Sunday, September 18, 2016

Still Twisting the Night Away

There was a place located in the downtown of my hometown where most all the popular teens-and those who liked to be seen with them and those who thought they themselves were popular-went after school. There was a jukebox and a soda fountain and plenty of room to dance. I only saw the inside of that place one time because of my older brother. He told me I couldn't stay. He told me to go home. I've since figured out that was because of the girls. He didn't want them to see me anywhere near him. That didn't bother me since I had my own thing going on after school right in our living room on the TV set with the b/w screen. And even though I'd usually be taking care of my little brother, I'd still be able to watch Dick Clark's American Bandstand. I'd get something to eat, turn the tube on and get lost in the music, the cute boys dressed in suits and ties with greased-back hair and the pretty girls-some with pony tails and some with hair that flipped up on the end. Little did I realize that most of the unknown singers and groups introduced by Dick Clark on that show would go on to become Music Legends-some still singing today.

I loved  the dance contests. I loved checking out the fashions those pretty girls wore every single day. The problem with that was we didn't have stores where I could go find what I saw. Since that was pre-internet, I couldn't go searching for them-then click, use a credit card and have them in a few days. But there was one exception. When Cher first blasted on the music scene with Sonny, singing, "I Got You Babe", I was desperate for a pair of bellbottoms and a short-sleeved, rib sweater just like hers. To my amazement I found them in our downtown. And even more amazing, my mother bought them for me.

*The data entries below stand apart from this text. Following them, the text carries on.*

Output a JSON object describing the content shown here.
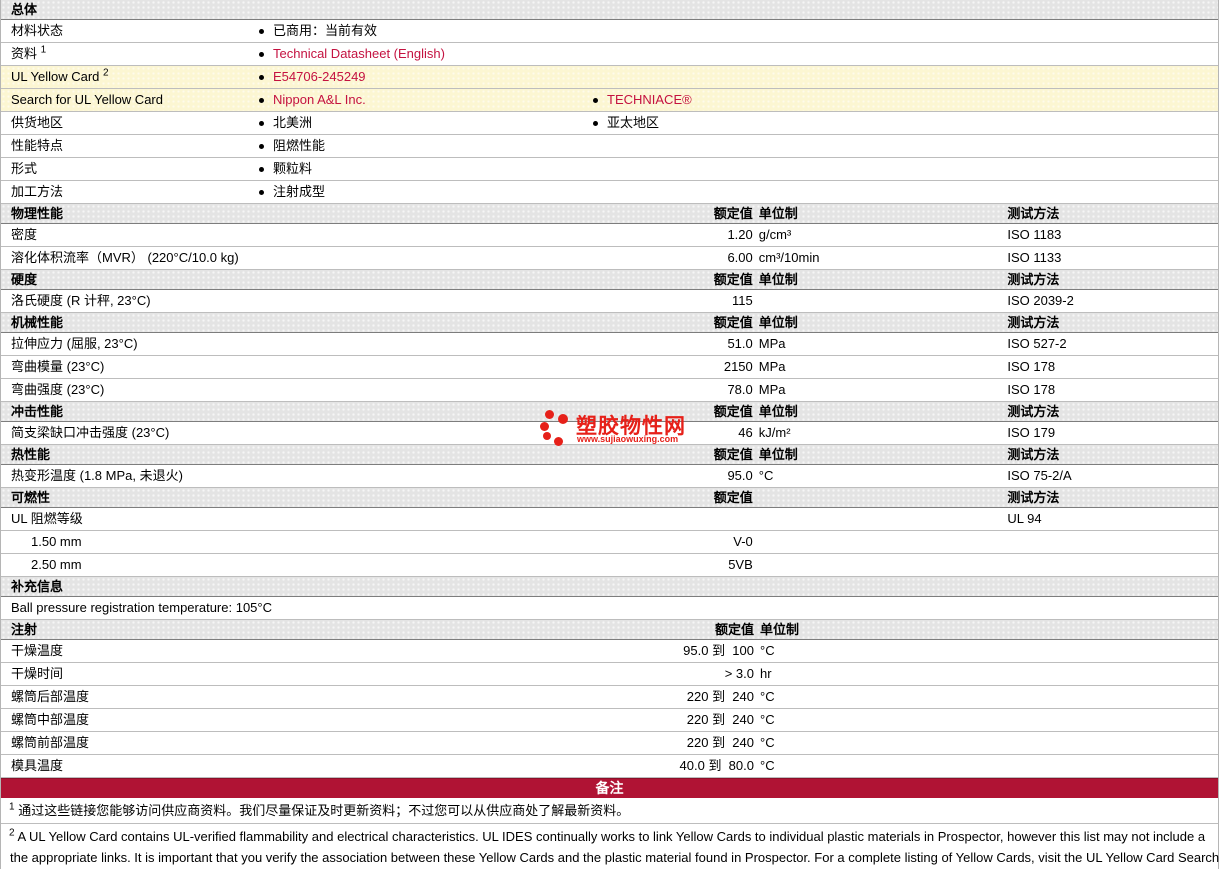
{
  "colors": {
    "section_header_bg": "#e4e4e4",
    "highlight_row_bg": "#fcf6d2",
    "link_red": "#c41240",
    "remark_bar_bg": "#b01334",
    "row_border": "#bdbdbd",
    "logo_red": "#e62019"
  },
  "labels": {
    "rated": "额定值",
    "units": "单位制",
    "test": "测试方法"
  },
  "overview": {
    "title": "总体",
    "rows": [
      {
        "label": "材料状态",
        "item1": "已商用：当前有效"
      },
      {
        "label": "资料",
        "sup": "1",
        "item1": "Technical Datasheet (English)"
      },
      {
        "label": "UL Yellow Card",
        "sup": "2",
        "item1": "E54706-245249"
      },
      {
        "label": "Search for UL Yellow Card",
        "item1": "Nippon A&L Inc.",
        "item2": "TECHNIACE®"
      },
      {
        "label": "供货地区",
        "item1": "北美洲",
        "item2": "亚太地区"
      },
      {
        "label": "性能特点",
        "item1": "阻燃性能"
      },
      {
        "label": "形式",
        "item1": "颗粒料"
      },
      {
        "label": "加工方法",
        "item1": "注射成型"
      }
    ]
  },
  "physical": {
    "title": "物理性能",
    "rows": [
      {
        "label": "密度",
        "value": "1.20",
        "unit": "g/cm³",
        "test": "ISO 1183"
      },
      {
        "label": "溶化体积流率（MVR）  (220°C/10.0 kg)",
        "value": "6.00",
        "unit": "cm³/10min",
        "test": "ISO 1133"
      }
    ]
  },
  "hardness": {
    "title": "硬度",
    "rows": [
      {
        "label": "洛氏硬度  (R 计秤, 23°C)",
        "value": "115",
        "unit": "",
        "test": "ISO 2039-2"
      }
    ]
  },
  "mechanical": {
    "title": "机械性能",
    "rows": [
      {
        "label": "拉伸应力  (屈服, 23°C)",
        "value": "51.0",
        "unit": "MPa",
        "test": "ISO 527-2"
      },
      {
        "label": "弯曲模量  (23°C)",
        "value": "2150",
        "unit": "MPa",
        "test": "ISO 178"
      },
      {
        "label": "弯曲强度  (23°C)",
        "value": "78.0",
        "unit": "MPa",
        "test": "ISO 178"
      }
    ]
  },
  "impact": {
    "title": "冲击性能",
    "rows": [
      {
        "label": "简支梁缺口冲击强度  (23°C)",
        "value": "46",
        "unit": "kJ/m²",
        "test": "ISO 179"
      }
    ]
  },
  "thermal": {
    "title": "热性能",
    "rows": [
      {
        "label": "热变形温度  (1.8 MPa, 未退火)",
        "value": "95.0",
        "unit": "°C",
        "test": "ISO 75-2/A"
      }
    ]
  },
  "flammability": {
    "title": "可燃性",
    "rows": [
      {
        "label": "UL 阻燃等级",
        "value": "",
        "unit": "",
        "test": "UL 94"
      },
      {
        "label": "1.50 mm",
        "value": "V-0",
        "unit": "",
        "test": ""
      },
      {
        "label": "2.50 mm",
        "value": "5VB",
        "unit": "",
        "test": ""
      }
    ]
  },
  "supplemental": {
    "title": "补充信息",
    "rows": [
      {
        "label": "Ball pressure registration temperature: 105°C"
      }
    ]
  },
  "injection": {
    "title": "注射",
    "rows": [
      {
        "label": "干燥温度",
        "value": "95.0 到  100",
        "unit": "°C"
      },
      {
        "label": "干燥时间",
        "value": "> 3.0",
        "unit": "hr"
      },
      {
        "label": "螺筒后部温度",
        "value": "220 到  240",
        "unit": "°C"
      },
      {
        "label": "螺筒中部温度",
        "value": "220 到  240",
        "unit": "°C"
      },
      {
        "label": "螺筒前部温度",
        "value": "220 到  240",
        "unit": "°C"
      },
      {
        "label": "模具温度",
        "value": "40.0 到  80.0",
        "unit": "°C"
      }
    ]
  },
  "remark": {
    "title": "备注"
  },
  "footnotes": [
    {
      "sup": "1",
      "text": "通过这些链接您能够访问供应商资料。我们尽量保证及时更新资料；不过您可以从供应商处了解最新资料。"
    },
    {
      "sup": "2",
      "line1": "A UL Yellow Card contains UL-verified flammability and electrical characteristics. UL IDES continually works to link Yellow Cards to individual plastic materials in Prospector, however this list may not include a",
      "line2": "the appropriate links. It is important that you verify the association between these Yellow Cards and the plastic material found in Prospector. For a complete listing of Yellow Cards, visit the UL Yellow Card Search"
    }
  ],
  "watermark": {
    "name": "塑胶物性网",
    "url": "www.sujiaowuxing.com"
  }
}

Probably the longest lasting effect that show has had on me is the dancing. Back then, dancing was how I kept my little brother happy. I'd pick him up and twirl him around doing the jitterbug. We'd cha-cha and do the stroll. He'd laugh out loud as we did the twist-the mashed potato-the wah-watusi.To this day I'm still dancing. It might be in the kitchen while getting dinner. It might be in the dining room folding laundry. Point is I'm still strolling and jitterbugging; twisting the night away or doing the cha-cha and I don't even need a partner. Dancing never gets old and neither does the thought of American Bandstand with those cute boys dressed in suits and ties with greased-back hair.

Saturday, September 3, 2016

Time for Walter Cronkite

Growing up, every evening of every week day at 6:15 I would join my father in front of the television to watch the 15-minute news cast featuring Walter Cronkite. We wouldn't be watching the news. It was always "time for Walter Cronkite." The picture was a bit fuzzy and always black and white yet that determined voice always came through the screen. It was a voice we grew to trust. It was the voice, as pictured in this post, of a newscaster struggling to tell his audience that President John F. Kennedy had been assassinated in Dallas, Texas. Every time I watch the video of that dreadful moment in our history narrated by a man we trusted I cry right along with him.

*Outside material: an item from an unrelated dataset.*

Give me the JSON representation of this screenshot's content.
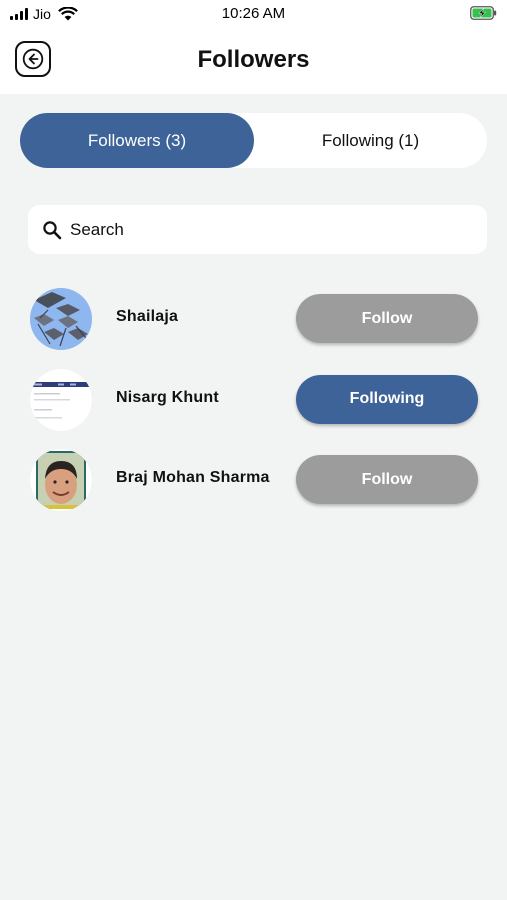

To think that networks were able to condense all the news into 15-minutes which had to include advertising is amazing when considering today's 24-hour news channels trying to blast the loudest as they all compete for our attention. Of course back then, today's constant in-your-face reporting did not exist. News stories were not sensationalized or repeated over and over again nor were there reporters on the scene, carrying their coverage to extremes, trying to beat other networks for ratings, trying to sway their audience by taking their reporting a bit too far. Back then there were no gimmicks for your attention. It was news. Reporters were not celebrities. They were hardcore news reporters digging and searching for the truth without emails and cell phones and computers. I miss that type of reporting. I am not impressed by women with tight dresses sitting on a sofa spewing innuendos or men sitting by their side doing the same. Give me a reporter who offers facts and not opinion. From that, I can form my own opinion.

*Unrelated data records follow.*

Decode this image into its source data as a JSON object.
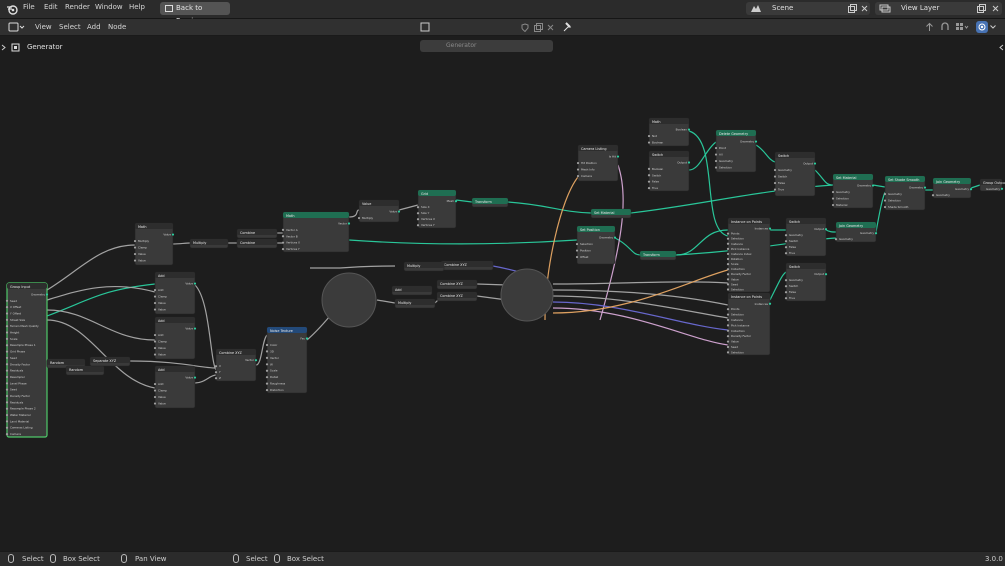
{
  "menu": [
    "File",
    "Edit",
    "Render",
    "Window",
    "Help"
  ],
  "back_button": "Back to Previous",
  "scene": "Scene",
  "view_layer": "View Layer",
  "editor_menu": [
    "View",
    "Select",
    "Add",
    "Node"
  ],
  "node_tree_name": "Generator",
  "breadcrumb": "Generator",
  "status": {
    "items": [
      "Select",
      "Box Select",
      "Pan View",
      "Select",
      "Box Select"
    ],
    "version": "3.0.0"
  },
  "colors": {
    "background": "#1d1d1d",
    "node_body": "#3a3a3a",
    "geometry_header": "#1f6e52",
    "input_header": "#2d2d2d",
    "vector_header": "#234a7a",
    "geometry_link": "#2ad0a0",
    "float_link": "#aaaaaa",
    "vector_link": "#6b6bd6",
    "bool_link": "#d6a8d6",
    "int_link": "#e8a864",
    "selected_outline": "#4fc86a"
  },
  "nodes": [
    {
      "title": "Group Input",
      "rows": [
        "Geometry",
        "Seed",
        "X Offset",
        "Y Offset",
        "Street Size",
        "Terrain Mesh Quality",
        "Height",
        "Scale",
        "Resample Phase 1",
        "Grid Phase",
        "Seed",
        "Density Factor",
        "Residuals",
        "Resampler",
        "Level Phase",
        "Seed",
        "Density Factor",
        "Residuals",
        "Resample Phase 2",
        "Water Material",
        "Land Material",
        "Cameras Listing",
        "Camera"
      ]
    },
    {
      "title": "Math",
      "rows": [
        "Value",
        "Multiply",
        "Clamp",
        "Value",
        "Value"
      ]
    },
    {
      "title": "Multiply",
      "rows": []
    },
    {
      "title": "Combine",
      "rows": []
    },
    {
      "title": "Combine",
      "rows": []
    },
    {
      "title": "Math",
      "rows": [
        "Vector",
        "Vector A",
        "Vector B",
        "Vertices X",
        "Vertices Y"
      ]
    },
    {
      "title": "Value",
      "rows": [
        "Value",
        "Multiply"
      ]
    },
    {
      "title": "Grid",
      "rows": [
        "Mesh",
        "Size X",
        "Size Y",
        "Vertices X",
        "Vertices Y"
      ]
    },
    {
      "title": "Transform",
      "rows": []
    },
    {
      "title": "Add",
      "rows": [
        "Value",
        "Add",
        "Clamp",
        "Value",
        "Value"
      ]
    },
    {
      "title": "Add",
      "rows": [
        "Value",
        "Add",
        "Clamp",
        "Value",
        "Value"
      ]
    },
    {
      "title": "Add",
      "rows": [
        "Value",
        "Add",
        "Clamp",
        "Value",
        "Value"
      ]
    },
    {
      "title": "Random",
      "rows": []
    },
    {
      "title": "Random",
      "rows": []
    },
    {
      "title": "Separate XYZ",
      "rows": []
    },
    {
      "title": "Combine XYZ",
      "rows": [
        "Vector",
        "X",
        "Y",
        "Z"
      ]
    },
    {
      "title": "Noise Texture",
      "rows": [
        "Fac",
        "Color",
        "3D",
        "Vector",
        "W",
        "Scale",
        "Detail",
        "Roughness",
        "Distortion"
      ]
    },
    {
      "title": "Set Position",
      "rows": [
        "Geometry",
        "Selection",
        "Position",
        "Offset"
      ]
    },
    {
      "title": "Combine XYZ",
      "rows": []
    },
    {
      "title": "Combine XYZ",
      "rows": []
    },
    {
      "title": "Combine XYZ",
      "rows": []
    },
    {
      "title": "Multiply",
      "rows": []
    },
    {
      "title": "Multiply",
      "rows": []
    },
    {
      "title": "Add",
      "rows": []
    },
    {
      "title": "Set Material",
      "rows": []
    },
    {
      "title": "Transform",
      "rows": []
    },
    {
      "title": "Camera Listing",
      "rows": [
        "Is Hit",
        "Hit Position",
        "Mesh Info",
        "Camera"
      ]
    },
    {
      "title": "Math",
      "rows": [
        "Boolean",
        "Not",
        "Boolean"
      ]
    },
    {
      "title": "Switch",
      "rows": [
        "Output",
        "Boolean",
        "Switch",
        "False",
        "True"
      ]
    },
    {
      "title": "Delete Geometry",
      "rows": [
        "Geometry",
        "Point",
        "All",
        "Geometry",
        "Selection"
      ]
    },
    {
      "title": "Switch",
      "rows": [
        "Output",
        "Geometry",
        "Switch",
        "False",
        "True"
      ]
    },
    {
      "title": "Set Material",
      "rows": [
        "Geometry",
        "Geometry",
        "Selection",
        "Material"
      ]
    },
    {
      "title": "Set Shade Smooth",
      "rows": [
        "Geometry",
        "Geometry",
        "Selection",
        "Shade Smooth"
      ]
    },
    {
      "title": "Join Geometry",
      "rows": [
        "Geometry",
        "Geometry"
      ]
    },
    {
      "title": "Group Output",
      "rows": [
        "Geometry"
      ]
    },
    {
      "title": "Instance on Points",
      "rows": [
        "Instances",
        "Points",
        "Selection",
        "Instance",
        "Pick Instance",
        "Instance Index",
        "Rotation",
        "Scale",
        "Collection",
        "Density Factor",
        "Value",
        "Seed",
        "Selection"
      ]
    },
    {
      "title": "Switch",
      "rows": [
        "Output",
        "Geometry",
        "Switch",
        "False",
        "True"
      ]
    },
    {
      "title": "Join Geometry",
      "rows": [
        "Geometry",
        "Geometry"
      ]
    },
    {
      "title": "Switch",
      "rows": [
        "Output",
        "Geometry",
        "Switch",
        "False",
        "True"
      ]
    },
    {
      "title": "Instance on Points",
      "rows": [
        "Instances",
        "Points",
        "Selection",
        "Instance",
        "Pick Instance",
        "Collection",
        "Density Factor",
        "Value",
        "Seed",
        "Selection"
      ]
    }
  ]
}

I often wonder what Walter Cronkite would think of today's news conglomerates. I'm glad he doesn't know what has happened to the nightly news or most news. I loved watching those 15-minute news casts with my father. Right after dinner we'd turn the TV on and get ready. It always seemed so much longer that those 15-minutes. I think that was because Walter Cronkite was good at what he did. And that was reporting the news without bells and whistles.